2013 EMEA Hazardous Area research report
2013 EMEA Hazardous Area research report

Health and safety practices have been around a long time. Survival is a basic instinct and so we tend not to do things in such a way that our lives are endangered; or do we? Complacency, cost cutting, human error are all reasons why this instinct fails us sometimes. The only way to combat this is to create a sense of fear possibly by installing a sense of duty but often by legislation which if not adhered to will cost a lot of money or time …. in prison!

Such legislation takes time to establish, hours of discussions in committees etc. unless minds are concentrated by a disaster of gargantuan proportions. This is what happened on 6 July 1988 on an oil rig in the North Sea, 125 miles off-shore from Aberdeen; the 25 year anniversary has recently been remembered. The story goes that during a shift a temporary cap had been put in place on a pipe. The team on the following shift were not advised that gas should not be diverted through this pipe until it had been properly repaired. When they did, the cap blew, gas escaped and the resulting explosion killed 167 of the 228 men on the rig. The fire took three weeks to extinguish and completely destroyed the rig, which at that time, was supplying around ten per cent of the UK’s energy requirement.

The Piper Alpha disaster shook the oil and gas industry to its roots. Despite being in the North Sea the rig was operated by companies from around the world. It remains the worst disaster for the worldwide oil & gas industry - ever.

Faith in the safety of this important industry had been destroyed and had to be rebuilt and rebuilt fast.

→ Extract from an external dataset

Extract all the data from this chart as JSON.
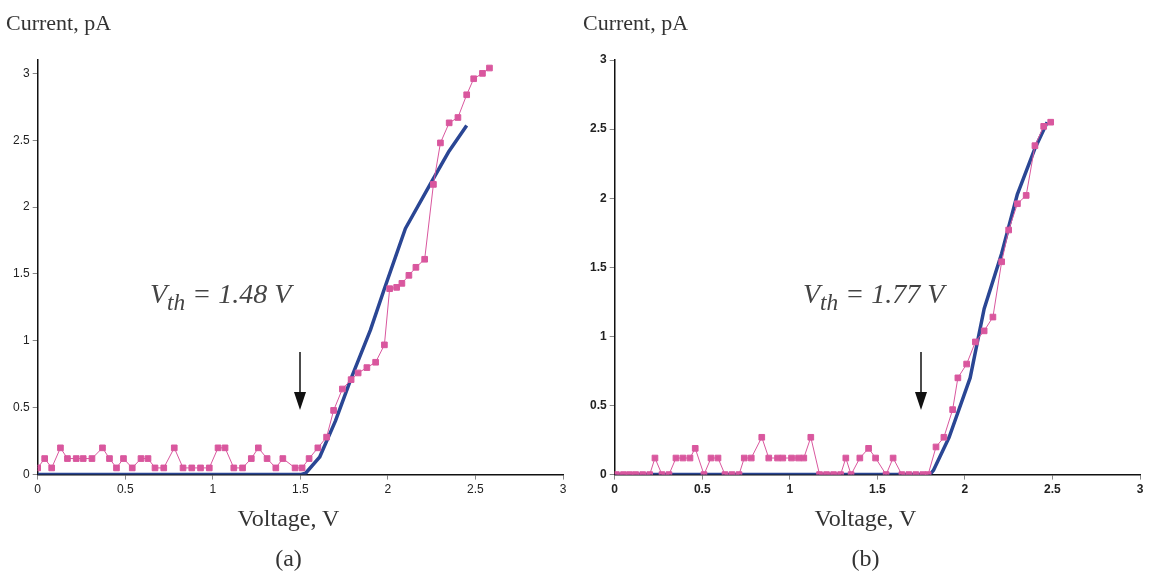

The Cullen enquiry made over 100 recommendations and by the mid 1990’s the legislation we are familiar with today was being put in place. This included the ATEX directives and later the IECEx certification system. Other introductions include specifications to which equipment must be approved, in order for it to be used in a potentially explosive atmosphere.

The oil & gas industry is the largest market for hazardous area approved equipment. Other substantial users of Ex-rated products include the chemical & pharmaceutical and food & beverage industries. In fact, they are used anywhere there is a potential for dangerous levels of combustible gas or dust. 

Whether the Piper Alpha disaster was the turning point for attitudes to safety will be debated for years to come. We can only hope that it doesn’t take another tragedy to concentrate minds. What’s next for IHS? – a world edition of the hazardous area equipment report of course once again carried out in co-operation with the journal “HazardEx”; this due to be published mid-2014.